Mark Mandeno, quadriplegic for a decade after a surfing accident, agreed.
"My passion now is mountain biking, I have a three-wheel bike, it's about 80cm wide so there are physical structures that stop that from getting on a trail. Once it's on the trail, I might be fine ... a gate, or a bollard or a chain at the beginning, that could be the end."
Mandeno - on the Outdoors Accessibility Working Group - thought most barriers to accessibility were not intentional, but thoughtless.
"People don't choose to put these barriers there to prevent people with impairments access, [but] that's the consequence."
One in four New Zealanders live with a disability, but by the time we pass 65, 50 percent have some kind of impairment.

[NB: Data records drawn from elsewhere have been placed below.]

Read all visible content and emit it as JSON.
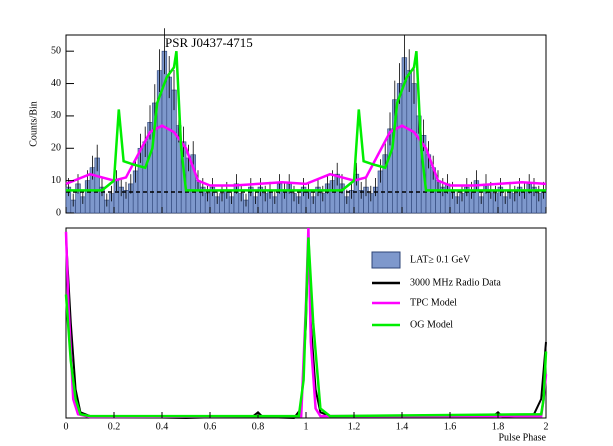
{
  "chart_data": [
    {
      "type": "histogram",
      "title": "PSR J0437-4715",
      "ylabel": "Counts/Bin",
      "xlim": [
        0,
        2
      ],
      "ylim": [
        0,
        55
      ],
      "yticks": [
        0,
        10,
        20,
        30,
        40,
        50
      ],
      "xticks": [
        0,
        0.2,
        0.4,
        0.6,
        0.8,
        1,
        1.2,
        1.4,
        1.6,
        1.8,
        2
      ],
      "bins": [
        0,
        0.02,
        0.04,
        0.06,
        0.08,
        0.1,
        0.12,
        0.14,
        0.16,
        0.18,
        0.2,
        0.22,
        0.24,
        0.26,
        0.28,
        0.3,
        0.32,
        0.34,
        0.36,
        0.38,
        0.4,
        0.42,
        0.44,
        0.46,
        0.48,
        0.5,
        0.52,
        0.54,
        0.56,
        0.58,
        0.6,
        0.62,
        0.64,
        0.66,
        0.68,
        0.7,
        0.72,
        0.74,
        0.76,
        0.78,
        0.8,
        0.82,
        0.84,
        0.86,
        0.88,
        0.9,
        0.92,
        0.94,
        0.96,
        0.98,
        1,
        1.02,
        1.04,
        1.06,
        1.08,
        1.1,
        1.12,
        1.14,
        1.16,
        1.18,
        1.2,
        1.22,
        1.24,
        1.26,
        1.28,
        1.3,
        1.32,
        1.34,
        1.36,
        1.38,
        1.4,
        1.42,
        1.44,
        1.46,
        1.48,
        1.5,
        1.52,
        1.54,
        1.56,
        1.58,
        1.6,
        1.62,
        1.64,
        1.66,
        1.68,
        1.7,
        1.72,
        1.74,
        1.76,
        1.78,
        1.8,
        1.82,
        1.84,
        1.86,
        1.88,
        1.9,
        1.92,
        1.94,
        1.96,
        1.98,
        2
      ],
      "series": [
        {
          "name": "LAT≥ 0.1 GeV",
          "color": "#7e98cc",
          "values": [
            8,
            4,
            9,
            5,
            10,
            14,
            17,
            8,
            4,
            6,
            10,
            8,
            7,
            9,
            13,
            20,
            22,
            28,
            34,
            44,
            50,
            42,
            38,
            27,
            22,
            17,
            18,
            10,
            8,
            6,
            8,
            5,
            6,
            7,
            5,
            9,
            6,
            4,
            8,
            5,
            8,
            6,
            7,
            5,
            9,
            7,
            9,
            6,
            5,
            8,
            7,
            5,
            8,
            6,
            9,
            10,
            12,
            9,
            5,
            7,
            12,
            7,
            8,
            6,
            8,
            13,
            18,
            26,
            35,
            40,
            48,
            44,
            40,
            30,
            24,
            18,
            14,
            10,
            8,
            9,
            7,
            5,
            6,
            8,
            7,
            10,
            5,
            9,
            7,
            6,
            8,
            5,
            7,
            6,
            8,
            7,
            9,
            8,
            6,
            7
          ],
          "errors": [
            2.8,
            2,
            3,
            2.2,
            3.2,
            3.7,
            4.1,
            2.8,
            2,
            2.4,
            3.2,
            2.8,
            2.6,
            3,
            3.6,
            4.5,
            4.7,
            5.3,
            5.8,
            6.6,
            7.1,
            6.5,
            6.2,
            5.2,
            4.7,
            4.1,
            4.2,
            3.2,
            2.8,
            2.4,
            2.8,
            2.2,
            2.4,
            2.6,
            2.2,
            3,
            2.4,
            2,
            2.8,
            2.2,
            2.8,
            2.4,
            2.6,
            2.2,
            3,
            2.6,
            3,
            2.4,
            2.2,
            2.8,
            2.6,
            2.2,
            2.8,
            2.4,
            3,
            3.2,
            3.5,
            3,
            2.2,
            2.6,
            3.5,
            2.6,
            2.8,
            2.4,
            2.8,
            3.6,
            4.2,
            5.1,
            5.9,
            6.3,
            6.9,
            6.6,
            6.3,
            5.5,
            4.9,
            4.2,
            3.7,
            3.2,
            2.8,
            3,
            2.6,
            2.2,
            2.4,
            2.8,
            2.6,
            3.2,
            2.2,
            3,
            2.6,
            2.4,
            2.8,
            2.2,
            2.6,
            2.4,
            2.8,
            2.6,
            3,
            2.8,
            2.4,
            2.6
          ]
        }
      ],
      "background": 6.5,
      "lines": [
        {
          "color": "#ff00ff",
          "x": [
            0,
            0.1,
            0.2,
            0.25,
            0.3,
            0.35,
            0.4,
            0.45,
            0.5,
            0.55,
            0.6,
            0.7,
            0.8,
            0.9,
            1,
            1.1,
            1.2,
            1.25,
            1.3,
            1.35,
            1.4,
            1.45,
            1.5,
            1.55,
            1.6,
            1.7,
            1.8,
            1.9,
            2
          ],
          "values": [
            9,
            12,
            10,
            11,
            18,
            25,
            27,
            25,
            20,
            10,
            8.5,
            8.5,
            9,
            9.5,
            9,
            12,
            10,
            11,
            18,
            25,
            27,
            25,
            20,
            10,
            8.5,
            8.5,
            9,
            9.5,
            9
          ]
        },
        {
          "color": "#00ee00",
          "x": [
            0,
            0.15,
            0.2,
            0.22,
            0.24,
            0.28,
            0.33,
            0.36,
            0.38,
            0.42,
            0.45,
            0.46,
            0.48,
            0.5,
            1,
            1.15,
            1.2,
            1.22,
            1.24,
            1.28,
            1.33,
            1.36,
            1.38,
            1.42,
            1.45,
            1.46,
            1.48,
            1.5,
            2
          ],
          "values": [
            7,
            7,
            10,
            32,
            16,
            15,
            14,
            20,
            34,
            42,
            45,
            50,
            20,
            7,
            7,
            7,
            10,
            32,
            16,
            15,
            14,
            20,
            34,
            42,
            45,
            50,
            20,
            7,
            7
          ]
        }
      ]
    },
    {
      "type": "line",
      "xlabel": "Pulse Phase",
      "xlim": [
        0,
        2
      ],
      "ylim": [
        0,
        1
      ],
      "xticks": [
        0,
        0.2,
        0.4,
        0.6,
        0.8,
        1,
        1.2,
        1.4,
        1.6,
        1.8,
        2
      ],
      "series": [
        {
          "name": "3000 MHz Radio Data",
          "color": "#000000",
          "x": [
            0,
            0.02,
            0.04,
            0.06,
            0.1,
            0.5,
            0.78,
            0.8,
            0.82,
            0.95,
            0.98,
            1,
            1.01,
            1.02,
            1.04,
            1.06,
            1.1,
            1.78,
            1.8,
            1.82,
            1.95,
            1.98,
            2
          ],
          "values": [
            0.95,
            0.5,
            0.15,
            0.03,
            0.01,
            0,
            0.01,
            0.03,
            0.005,
            0,
            0.05,
            0.5,
            0.97,
            0.5,
            0.15,
            0.03,
            0.01,
            0.01,
            0.03,
            0.005,
            0.02,
            0.1,
            0.4
          ]
        },
        {
          "name": "TPC Model",
          "color": "#ff00ff",
          "x": [
            0,
            0.01,
            0.03,
            0.05,
            0.1,
            0.98,
            1,
            1.01,
            1.02,
            1.04,
            1.06,
            1.98,
            1.99,
            2
          ],
          "values": [
            0.98,
            0.6,
            0.1,
            0.02,
            0.005,
            0.01,
            0.6,
            1,
            0.4,
            0.05,
            0.01,
            0.01,
            0.1,
            0.23
          ]
        },
        {
          "name": "OG Model",
          "color": "#00ee00",
          "x": [
            0,
            0.02,
            0.04,
            0.06,
            0.1,
            0.97,
            0.99,
            1.01,
            1.03,
            1.06,
            1.1,
            1.98,
            1.99,
            2
          ],
          "values": [
            0.65,
            0.3,
            0.1,
            0.02,
            0.01,
            0.01,
            0.2,
            0.95,
            0.5,
            0.05,
            0.01,
            0.02,
            0.1,
            0.35
          ]
        }
      ]
    }
  ]
}
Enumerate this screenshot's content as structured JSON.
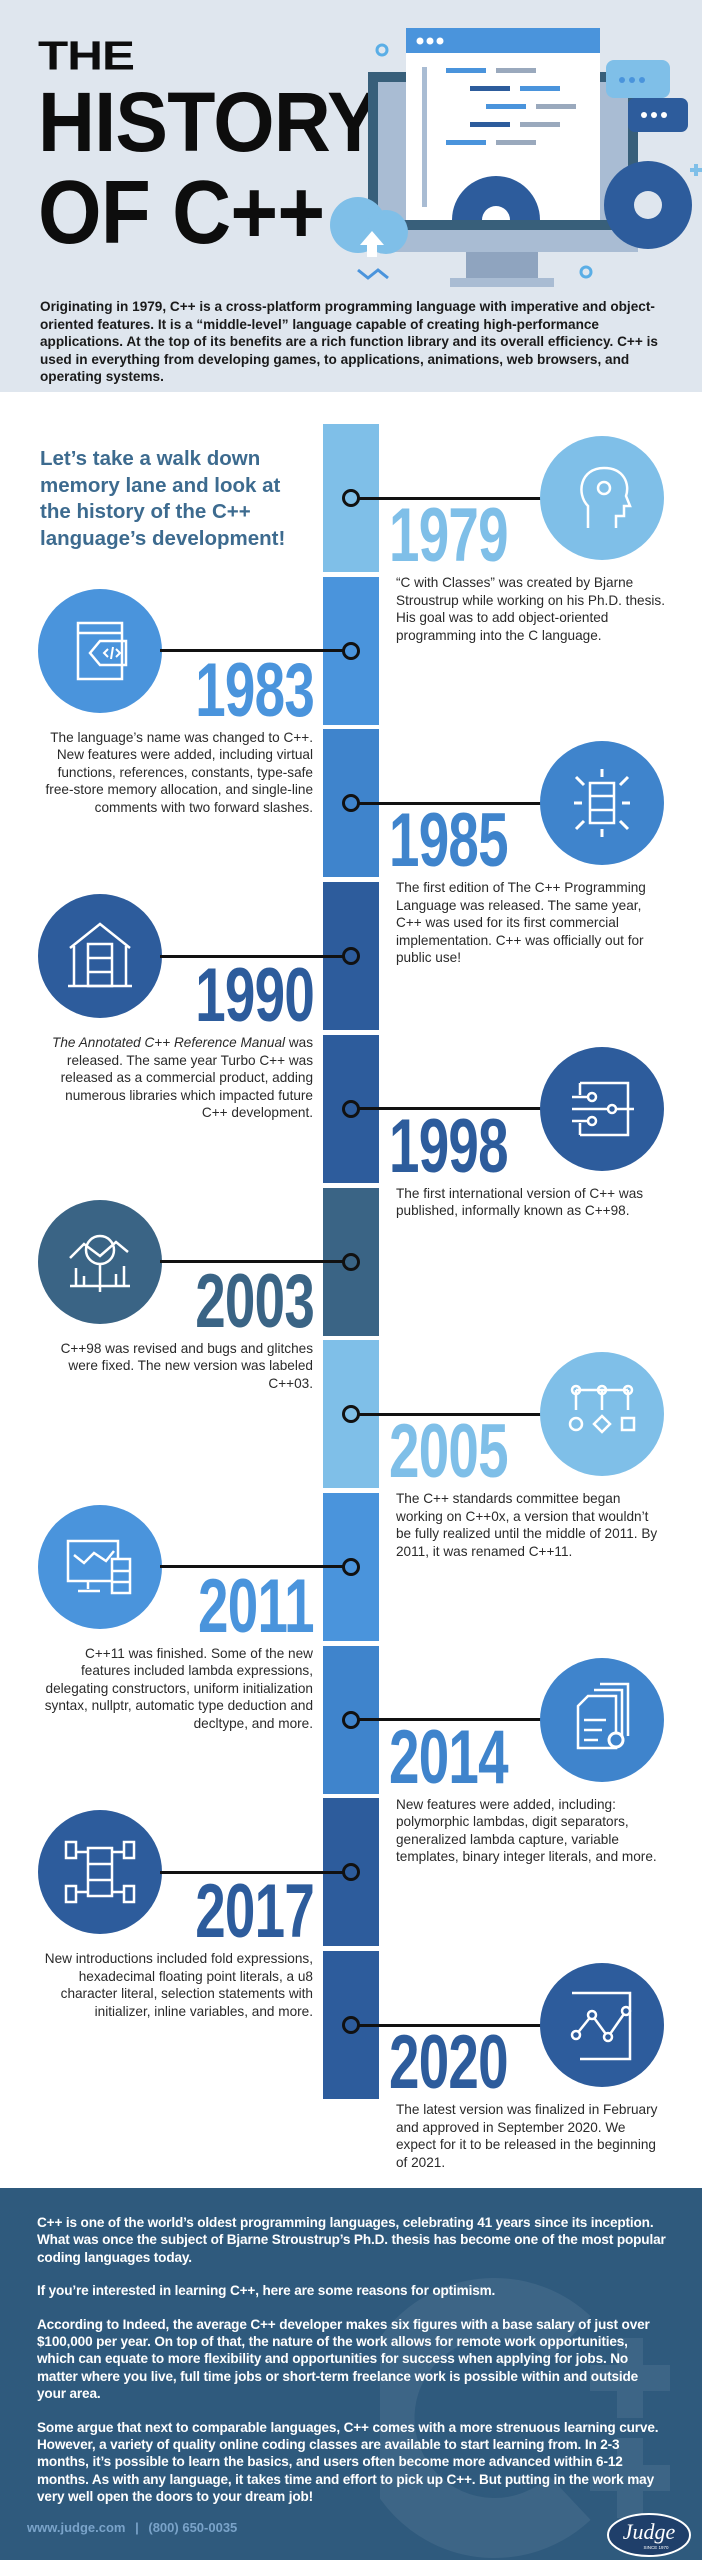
{
  "header": {
    "title_lines": [
      "THE",
      "HISTORY",
      "OF C++"
    ],
    "intro": "Originating in 1979, C++ is a cross-platform programming language with imperative and object-oriented features. It is a “middle-level” language capable of creating high-performance applications. At the top of its benefits are a rich function library and its overall efficiency. C++ is used in everything from developing games, to applications, animations, web browsers, and operating systems."
  },
  "timeline": {
    "lead": "Let’s take a walk down memory lane and look at the history of the C++ language’s development!",
    "entries": [
      {
        "year": "1979",
        "side": "right",
        "color": "#7fbfe8",
        "icon": "head-gear-icon",
        "desc": "“C with Classes” was created by Bjarne Stroustrup while working on his Ph.D. thesis. His goal was to add object-oriented programming into the C language."
      },
      {
        "year": "1983",
        "side": "left",
        "color": "#4a94dc",
        "icon": "code-window-icon",
        "desc": "The language’s name was changed to C++. New features were added, including virtual functions, references, constants, type-safe free-store memory allocation, and single-line comments with two forward slashes."
      },
      {
        "year": "1985",
        "side": "right",
        "color": "#3f84cc",
        "icon": "server-arrows-icon",
        "desc": "The first edition of The C++ Programming Language was released. The same year, C++ was used for its first commercial implementation. C++ was officially out for public use!"
      },
      {
        "year": "1990",
        "side": "left",
        "color": "#2d5c9c",
        "icon": "building-server-icon",
        "desc_italic": "The Annotated C++ Reference Manual",
        "desc": " was released. The same year Turbo C++ was released as a commercial product, adding numerous libraries which impacted future C++ development."
      },
      {
        "year": "1998",
        "side": "right",
        "color": "#2d5c9c",
        "icon": "flow-network-icon",
        "desc": "The first international version of C++ was published, informally known as C++98."
      },
      {
        "year": "2003",
        "side": "left",
        "color": "#3a6485",
        "icon": "chart-magnifier-icon",
        "desc": "C++98 was revised and bugs and glitches were fixed. The new version was labeled C++03."
      },
      {
        "year": "2005",
        "side": "right",
        "color": "#7fbfe8",
        "icon": "hierarchy-shapes-icon",
        "desc": "The C++ standards committee began working on C++0x, a version that wouldn’t be fully realized until the middle of 2011. By 2011, it was renamed C++11."
      },
      {
        "year": "2011",
        "side": "left",
        "color": "#4a94dc",
        "icon": "monitor-chart-icon",
        "desc": "C++11 was finished. Some of the new features included lambda expressions, delegating constructors, uniform initialization syntax, nullptr, automatic type deduction and decltype, and more."
      },
      {
        "year": "2014",
        "side": "right",
        "color": "#3f84cc",
        "icon": "documents-gear-icon",
        "desc": "New features were added, including: polymorphic lambdas, digit separators, generalized lambda capture, variable templates, binary integer literals, and more."
      },
      {
        "year": "2017",
        "side": "left",
        "color": "#2d5c9c",
        "icon": "server-network-icon",
        "desc": "New introductions included fold expressions, hexadecimal floating point literals, a u8 character literal, selection statements with initializer, inline variables, and more."
      },
      {
        "year": "2020",
        "side": "right",
        "color": "#2d5c9c",
        "icon": "chart-board-icon",
        "desc": "The latest version was finalized in February and approved in September 2020. We expect for it to be released in the beginning of 2021."
      }
    ]
  },
  "footer": {
    "paragraphs": [
      "C++ is one of the world’s oldest programming languages, celebrating 41 years since its inception. What was once the subject of Bjarne Stroustrup’s Ph.D. thesis has become one of the most popular coding languages today.",
      "If you’re interested in learning C++, here are some reasons for optimism.",
      "According to Indeed, the average C++ developer makes six figures with a base salary of just over $100,000 per year. On top of that, the nature of the work allows for remote work opportunities, which can equate to more flexibility and opportunities for success when applying for jobs. No matter where you live, full time jobs or short-term freelance work is possible within and outside your area.",
      "Some argue that next to comparable languages, C++ comes with a more strenuous learning curve. However, a variety of quality online coding classes are available to start learning from. In 2-3 months, it’s possible to learn the basics, and users often become more advanced within 6-12 months. As with any language, it takes time and effort to pick up C++. But putting in the work may very well open the doors to your dream job!"
    ],
    "website": "www.judge.com",
    "separator": "|",
    "phone": "(800) 650-0035",
    "logo_text": "Judge",
    "logo_subtext": "SINCE 1970",
    "watermark": "C++"
  },
  "colors": {
    "header_bg": "#dfe6ee",
    "lead_text": "#3d6b8f",
    "footer_bg": "#2f5a7d"
  }
}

Mandeno said over a lifetime we all find ourselves on a continuum of ability, so improving accessibility helps everyone.
Hiking track in the native bushland of the Totara Park in Auckland. Photo: 123RF
Murray pointed to the recent upgrade of the Tarawera Landing Reserve in Rotorua as an example of considering accessibility in the design phase of the project at low or no additional cost.
"The new picnic tables are intentionally set back from the main pathway to avoid creating obstacles for those using the path, and the contrast in surfacing between the wooden boardwalk and the concrete landing under the tables, provides a tactile indicator for people with a vision impairment."
The new guidelines were designed for those planning, designing and maintaining outdoor facilities and cover how to include accessibility from the start of a project, how to work alongside the disability community to create inclusive design, and practical guidance on accessible signage, trials, parking, toilets, picnic areas, drinking fountains, rubbish bins, jetties, fishing pontoons, and maimais (duck shooting huts).
They were developed by Recreation Aotearoa in collaboration with an Outdoors Accessibility Working Group - a team of industry professionals and accessibility experts, including people with lived experience of disability.
Murray said Friday's launch was to share and celebrate the guidelines alongside the many people who have helped develop them over the last three years. After that, the organisation will be working to get the guidelines in front of as many people as it could, including its membership of recreation professionals from sectors across the country.